Definitions and Notations for Decision Trees

  • Variables: \(V_n = {v_1, ..., v_n}\) is a set of \(n\) Boolean variables.
  • Input Domain: \(X_n = {0,1}^n\).
  • Class of Decision Trees (\(T_n\)): Recursively defined as follows:
    • A single root node labeled 0 or 1 is in \(T_n\) (abbreviated as \(Q=0\) or \(Q=1\)).
    • If \(Q_0, Q_1 \in T_n\) and \(v \in V_n\), then the binary tree with root labeled \(v\), left subtree \(Q_0\) (0-subtree), and right subtree \(Q_1\) (1-subtree) is in \(T_n\).
  • Boolean Function Representation (\(f_Q\)): A decision tree \(Q \in T_n\) represents a Boolean function \(f_Q\):
    • If \(Q=0\), \(f_Q\) is the constant function 0.
    • If \(Q=1\), \(f_Q\) is the constant function 1.
    • Else if \(v_i\) is the label of the root of Q, \(Q_0\) the 0-subtree, and \(Q_1\) the 1-subtree, then for \(x=(a_1, ..., a_n) \in {0,1}^n\), if \(a_i=0\) then \(f_Q(x)=f_{Q_0}(x)\), else \(f_Q(x)=f_{Q_1}(x)\).
  • Reduced Decision Tree: A decision tree where each variable appears at most once in any path from the root to a leaf.
  • Rank of a Decision Tree (\(r(Q)\)): Defined recursively:
    • If \(Q=0\) or \(Q=1\), then \(r(Q)=0\).
    • Else if \(r_0\) is the rank of the 0-subtree of Q and \(r_1\) is the rank of the 1-subtree, then \(r(Q) = \max(r_0, r_1)\) if \(r_0 \ne r_1\), and \(r(Q) = r_0+1 (=r_1+1)\) otherwise.
  • \(T_n^r\): The set of all decision trees in \(T_n\) of rank at most \(r\).
  • \(F_n^r\): The set of Boolean functions on \(X_n\) represented by trees in \(T_n^r\).
  • Rank of a Sample (\(r(S)\)): The minimum rank of any decision tree consistent with \(S\).
  • Informative Variable: A variable \(v\) is informative on \(S\) if we have at least one sample with \(x_v=0\) and at least one with \(x_v=1\).
  • Error of a hypothesis: For a probability distribution \(P\) on \(X_n\) and a target Boolean function \(f\) on \(X_n\), the error of a hypothesis \(g\) (w.r.t. \(f\) and \(P\)) is the probability that \(f(x) \ne g(x)\) for \(x\) drawn randomly from \(X_n\) according to \(P\).
  • \(F_n^{(s)}\): The set of all Boolean functions on \(X_n\) represented by decision trees with at most \(s\) nodes.

Procedure FIND(S, r)

Input: A nonempty sample \(S\) of some Boolean function on \(X_n\) and an integer \(r \geq 0\).

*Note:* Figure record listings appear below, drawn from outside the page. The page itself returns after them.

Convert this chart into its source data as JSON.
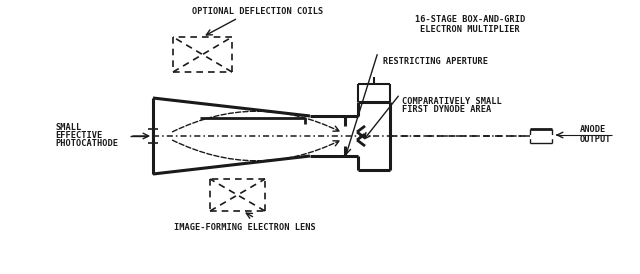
{
  "bg_color": "#ffffff",
  "line_color": "#1a1a1a",
  "labels": {
    "optional_deflection_coils": "OPTIONAL DEFLECTION COILS",
    "stage_box_1": "16-STAGE BOX-AND-GRID",
    "stage_box_2": "ELECTRON MULTIPLIER",
    "small_effective_1": "SMALL",
    "small_effective_2": "EFFECTIVE",
    "small_effective_3": "PHOTOCATHODE",
    "anode": "ANODE",
    "output": "OUTPUT",
    "comparatively_1": "COMPARATIVELY SMALL",
    "comparatively_2": "FIRST DYNODE AREA",
    "restricting_aperture": "RESTRICTING APERTURE",
    "image_forming": "IMAGE-FORMING ELECTRON LENS"
  },
  "figsize": [
    6.4,
    2.74
  ],
  "dpi": 100
}
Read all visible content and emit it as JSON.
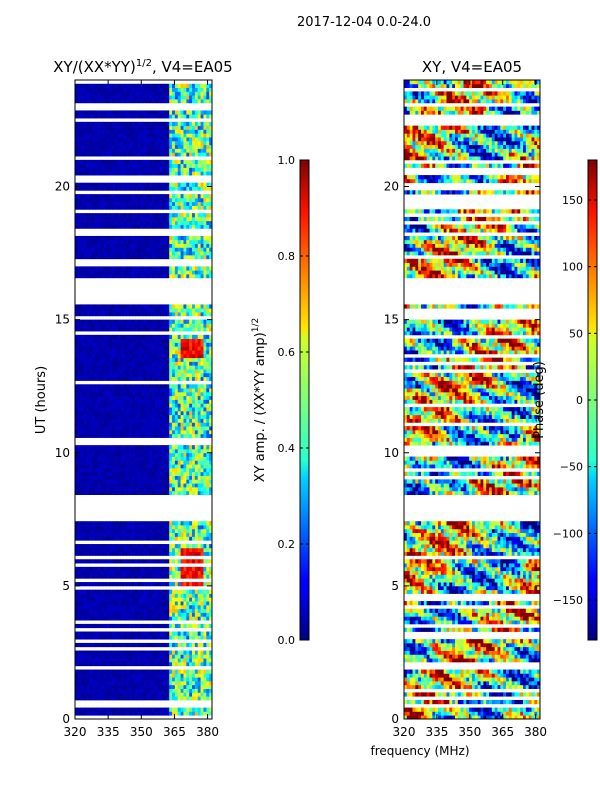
{
  "figure": {
    "suptitle": "2017-12-04 0.0-24.0"
  },
  "chart_data": [
    {
      "type": "heatmap",
      "title_main": "XY/(XX*YY)",
      "title_exp": "1/2",
      "title_tail": ", V4=EA05",
      "xlabel": "",
      "ylabel": "UT (hours)",
      "xlim": [
        320,
        382
      ],
      "ylim": [
        0,
        24
      ],
      "xticks": [
        "320",
        "335",
        "350",
        "365",
        "380"
      ],
      "xtick_values": [
        320,
        335,
        350,
        365,
        380
      ],
      "yticks": [
        "0",
        "5",
        "10",
        "15",
        "20"
      ],
      "ytick_values": [
        0,
        5,
        10,
        15,
        20
      ],
      "data_gaps_hours": [
        [
          7.5,
          8.4
        ],
        [
          15.6,
          16.6
        ]
      ],
      "colorbar": {
        "label_main": "XY amp. / (XX*YY amp)",
        "label_exp": "1/2",
        "range": [
          0.0,
          1.0
        ],
        "ticks": [
          "0.0",
          "0.2",
          "0.4",
          "0.6",
          "0.8",
          "1.0"
        ],
        "tick_values": [
          0.0,
          0.2,
          0.4,
          0.6,
          0.8,
          1.0
        ],
        "colormap": "jet"
      }
    },
    {
      "type": "heatmap",
      "title": "XY, V4=EA05",
      "xlabel": "frequency (MHz)",
      "ylabel": "",
      "xlim": [
        320,
        382
      ],
      "ylim": [
        0,
        24
      ],
      "xticks": [
        "320",
        "335",
        "350",
        "365",
        "380"
      ],
      "xtick_values": [
        320,
        335,
        350,
        365,
        380
      ],
      "yticks": [
        "0",
        "5",
        "10",
        "15",
        "20"
      ],
      "ytick_values": [
        0,
        5,
        10,
        15,
        20
      ],
      "data_gaps_hours": [
        [
          7.5,
          8.4
        ],
        [
          15.6,
          16.6
        ]
      ],
      "colorbar": {
        "label": "Phase (deg)",
        "range": [
          -180,
          180
        ],
        "ticks": [
          "−150",
          "−100",
          "−50",
          "0",
          "50",
          "100",
          "150"
        ],
        "tick_values": [
          -150,
          -100,
          -50,
          0,
          50,
          100,
          150
        ],
        "colormap": "jet"
      }
    }
  ],
  "colors": {
    "background": "#ffffff",
    "axis": "#000000",
    "gap": "#ffffff"
  }
}
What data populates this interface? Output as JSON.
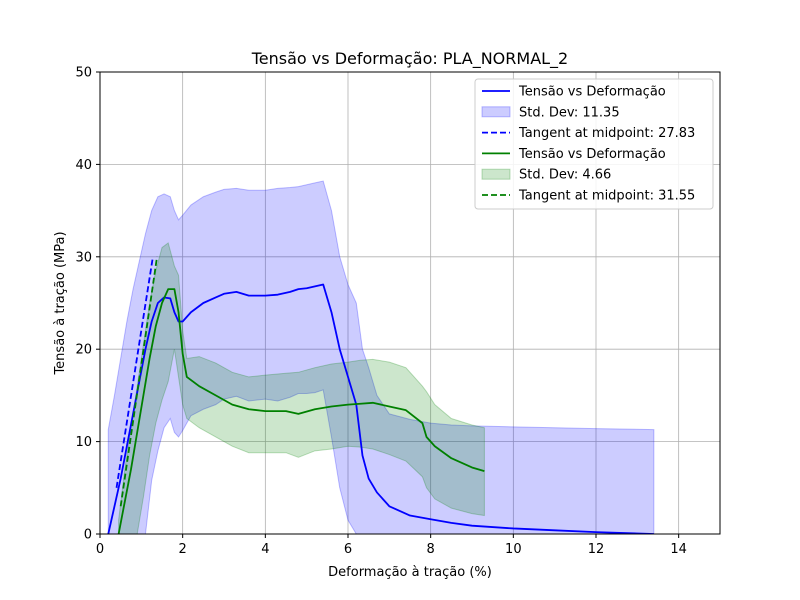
{
  "chart_data": {
    "type": "line",
    "title": "Tensão vs Deformação: PLA_NORMAL_2",
    "xlabel": "Deformação à tração (%)",
    "ylabel": "Tensão à tração (MPa)",
    "xlim": [
      0,
      15
    ],
    "ylim": [
      0,
      50
    ],
    "xticks": [
      0,
      2,
      4,
      6,
      8,
      10,
      12,
      14
    ],
    "yticks": [
      0,
      10,
      20,
      30,
      40,
      50
    ],
    "grid": true,
    "legend_position": "top-right",
    "series": [
      {
        "name": "Tensão vs Deformação",
        "kind": "line",
        "color": "#0000ff",
        "x": [
          0.2,
          0.35,
          0.5,
          0.65,
          0.8,
          0.95,
          1.1,
          1.25,
          1.4,
          1.55,
          1.7,
          1.8,
          1.9,
          2.0,
          2.2,
          2.5,
          2.8,
          3.0,
          3.3,
          3.6,
          4.0,
          4.3,
          4.6,
          4.8,
          5.0,
          5.2,
          5.4,
          5.6,
          5.8,
          6.0,
          6.2,
          6.35,
          6.5,
          6.7,
          7.0,
          7.5,
          8.0,
          8.5,
          9.0,
          10.0,
          11.0,
          12.0,
          13.4
        ],
        "y": [
          0,
          3,
          6,
          9.5,
          13,
          16.5,
          20,
          23,
          25,
          25.6,
          25.5,
          24,
          23,
          23,
          24,
          25,
          25.6,
          26,
          26.2,
          25.8,
          25.8,
          25.9,
          26.2,
          26.5,
          26.6,
          26.8,
          27,
          24,
          20,
          17,
          14,
          8.5,
          6,
          4.5,
          3,
          2,
          1.6,
          1.2,
          0.9,
          0.6,
          0.4,
          0.2,
          0
        ]
      },
      {
        "name": "Std. Dev: 11.35",
        "kind": "band",
        "color": "#0000ff",
        "x": [
          0.2,
          0.35,
          0.5,
          0.65,
          0.8,
          0.95,
          1.1,
          1.25,
          1.4,
          1.55,
          1.7,
          1.8,
          1.9,
          2.0,
          2.2,
          2.5,
          2.8,
          3.0,
          3.3,
          3.6,
          4.0,
          4.3,
          4.6,
          4.8,
          5.0,
          5.2,
          5.4,
          5.6,
          5.8,
          6.0,
          6.2,
          6.35,
          6.5,
          6.7,
          7.0,
          7.5,
          8.0,
          8.5,
          9.0,
          10.0,
          11.0,
          12.0,
          13.4
        ],
        "lower": [
          0,
          0,
          0,
          0,
          0,
          0,
          0,
          5.8,
          9,
          11.5,
          12.5,
          11,
          10.5,
          11.2,
          12.8,
          13.5,
          14,
          14.6,
          14.9,
          14.4,
          14.6,
          14.4,
          14.8,
          15.2,
          15.2,
          15.3,
          15.6,
          10.5,
          5,
          1.5,
          0,
          0,
          0,
          0,
          0,
          0,
          0,
          0,
          0,
          0,
          0,
          0,
          0
        ],
        "upper": [
          11.3,
          15,
          19,
          23,
          26.5,
          29.5,
          32.5,
          35,
          36.5,
          36.8,
          36.5,
          35,
          34,
          34.5,
          35.6,
          36.5,
          37,
          37.3,
          37.4,
          37.2,
          37.2,
          37.4,
          37.5,
          37.6,
          37.8,
          38,
          38.2,
          35,
          30,
          27,
          25,
          20,
          18,
          15,
          13,
          12.4,
          12,
          11.8,
          11.7,
          11.6,
          11.5,
          11.4,
          11.3
        ]
      },
      {
        "name": "Tangent at midpoint: 27.83",
        "kind": "dashed",
        "color": "#0000ff",
        "x": [
          0.4,
          1.28
        ],
        "y": [
          5,
          30
        ]
      },
      {
        "name": "Tensão vs Deformação",
        "kind": "line",
        "color": "#008000",
        "x": [
          0.45,
          0.6,
          0.75,
          0.9,
          1.05,
          1.2,
          1.35,
          1.5,
          1.65,
          1.8,
          1.9,
          2.0,
          2.1,
          2.4,
          2.8,
          3.2,
          3.6,
          4.0,
          4.5,
          4.8,
          5.2,
          5.6,
          6.0,
          6.3,
          6.6,
          7.0,
          7.4,
          7.8,
          7.9,
          8.1,
          8.5,
          9.0,
          9.3
        ],
        "y": [
          0,
          3.5,
          7,
          11,
          15,
          19,
          22.5,
          25,
          26.5,
          26.5,
          24,
          19.5,
          17,
          16,
          15,
          14,
          13.5,
          13.3,
          13.3,
          13,
          13.5,
          13.8,
          14,
          14.1,
          14.2,
          13.8,
          13.4,
          12,
          10.5,
          9.5,
          8.2,
          7.2,
          6.8
        ]
      },
      {
        "name": "Std. Dev: 4.66",
        "kind": "band",
        "color": "#008000",
        "x": [
          0.45,
          0.6,
          0.75,
          0.9,
          1.05,
          1.2,
          1.35,
          1.5,
          1.65,
          1.8,
          1.9,
          2.0,
          2.1,
          2.4,
          2.8,
          3.2,
          3.6,
          4.0,
          4.5,
          4.8,
          5.2,
          5.6,
          6.0,
          6.3,
          6.6,
          7.0,
          7.4,
          7.8,
          7.9,
          8.1,
          8.5,
          9.0,
          9.3
        ],
        "lower": [
          0,
          0,
          0,
          0,
          4,
          8.5,
          12,
          14.5,
          16.5,
          20,
          17,
          14,
          12.5,
          11.5,
          10.5,
          9.5,
          8.8,
          8.8,
          8.8,
          8.3,
          9,
          9.2,
          9.5,
          9.4,
          9.2,
          8.6,
          7.9,
          6.2,
          5,
          3.8,
          2.8,
          2.2,
          2
        ],
        "upper": [
          1.5,
          7,
          11.5,
          16,
          20.5,
          25,
          28.5,
          31,
          31.5,
          29,
          28,
          22,
          19,
          19.2,
          18.5,
          17.5,
          17,
          17.2,
          17.4,
          17.5,
          18,
          18.4,
          18.6,
          18.8,
          18.9,
          18.6,
          18,
          16,
          15.4,
          14,
          12.5,
          11.8,
          11.5
        ]
      },
      {
        "name": "Tangent at midpoint: 31.55",
        "kind": "dashed",
        "color": "#008000",
        "x": [
          0.5,
          1.38
        ],
        "y": [
          3,
          30
        ]
      }
    ]
  }
}
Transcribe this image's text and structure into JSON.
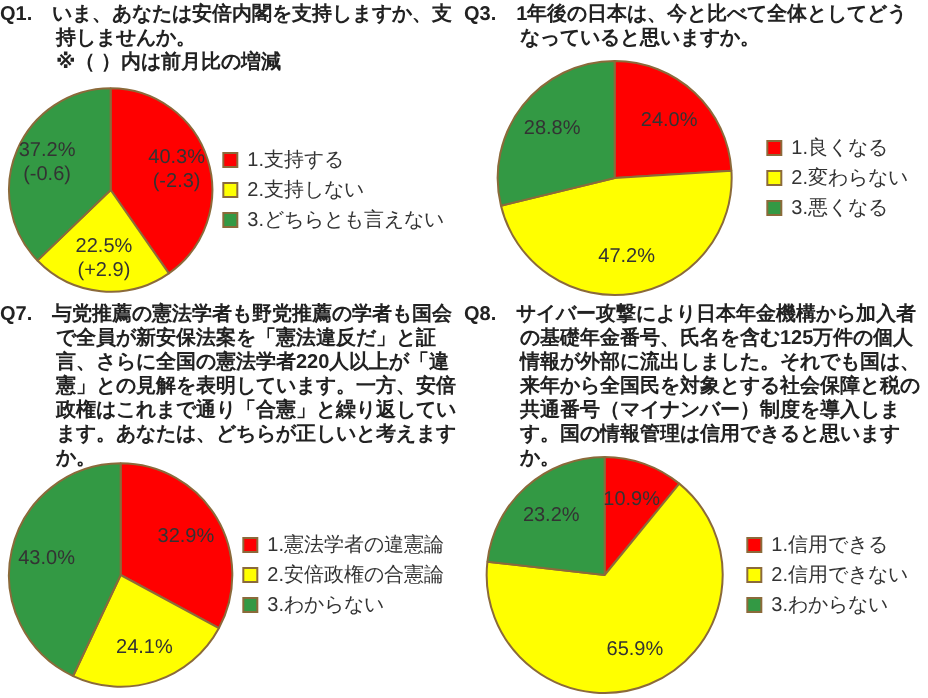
{
  "chart_data": [
    {
      "type": "pie",
      "title": "Q1.　いま、あなたは安倍内閣を支持しますか、支持しませんか。",
      "subtitle": "※（ ）内は前月比の増減",
      "categories": [
        "1.支持する",
        "2.支持しない",
        "3.どちらとも言えない"
      ],
      "values": [
        40.3,
        22.5,
        37.2
      ],
      "colors": [
        "#ff0000",
        "#ffff00",
        "#339944"
      ],
      "value_labels": [
        "40.3%\n(-2.3)",
        "22.5%\n(+2.9)",
        "37.2%\n(-0.6)"
      ],
      "legend": "right"
    },
    {
      "type": "pie",
      "title": "Q3.　1年後の日本は、今と比べて全体としてどうなっていると思いますか。",
      "categories": [
        "1.良くなる",
        "2.変わらない",
        "3.悪くなる"
      ],
      "values": [
        24.0,
        47.2,
        28.8
      ],
      "colors": [
        "#ff0000",
        "#ffff00",
        "#339944"
      ],
      "value_labels": [
        "24.0%",
        "47.2%",
        "28.8%"
      ],
      "legend": "right"
    },
    {
      "type": "pie",
      "title": "Q7.　与党推薦の憲法学者も野党推薦の学者も国会で全員が新安保法案を「憲法違反だ」と証言、さらに全国の憲法学者220人以上が「違憲」との見解を表明しています。一方、安倍政権はこれまで通り「合憲」と繰り返しています。あなたは、どちらが正しいと考えますか。",
      "categories": [
        "1.憲法学者の違憲論",
        "2.安倍政権の合憲論",
        "3.わからない"
      ],
      "values": [
        32.9,
        24.1,
        43.0
      ],
      "colors": [
        "#ff0000",
        "#ffff00",
        "#339944"
      ],
      "value_labels": [
        "32.9%",
        "24.1%",
        "43.0%"
      ],
      "legend": "right"
    },
    {
      "type": "pie",
      "title": "Q8.　サイバー攻撃により日本年金機構から加入者の基礎年金番号、氏名を含む125万件の個人情報が外部に流出しました。それでも国は、来年から全国民を対象とする社会保障と税の共通番号（マイナンバー）制度を導入します。国の情報管理は信用できると思いますか。",
      "categories": [
        "1.信用できる",
        "2.信用できない",
        "3.わからない"
      ],
      "values": [
        10.9,
        65.9,
        23.2
      ],
      "colors": [
        "#ff0000",
        "#ffff00",
        "#339944"
      ],
      "value_labels": [
        "10.9%",
        "65.9%",
        "23.2%"
      ],
      "legend": "right"
    }
  ]
}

Output: A decision tree of rank at most \(r\) consistent with \(S\) if one exists, else “none”.

  1. If all examples in \(S\) are positive, return \(Q=1\); if all are negative, return \(Q=0\).
  2. If \(r=0\), return “none”.
  3. For each informative variable \(v \in V_n\):
    1. Let \(Q_0^v = \text{FIND}(S_0^v, r-1)\) and \(Q_1^v = \text{FIND}(S_1^v, r-1)\).
    2. If both recursive calls succeed (neither \(Q_0^v=\text{none}\) nor \(Q_1^v=\text{none}\)), return the decision tree with root labeled \(v\), 0-subtree \(Q_0^v\), and 1-subtree \(Q_1^v\).
    3. If one recursive call succeeds but the other does not:
      1. Reexecute the unsuccessful call with rank bound \(r\) instead of \(r-1\) (e.g., if \(Q_1^v\) is a tree but \(Q_0^v=\text{none}\), let \(Q_0^v = \text{FIND}(S_0^v, r)\)).
      2. If the reexecuted call succeeds, let \(Q\) be the decision tree with root labeled \(v\), 0-subtree \(Q_0^v\), and 1-subtree \(Q_1^v\), else let \(Q=\text{"none"}\).
      3. Return \(Q\).
  4. Return “none”.

Lemma 2 (Correctness of FIND)

The procedure FIND is correct.

Proof of Lemma 2:

Let \(m=|S|\). Correctness is by induction on \(m\) and \(r\).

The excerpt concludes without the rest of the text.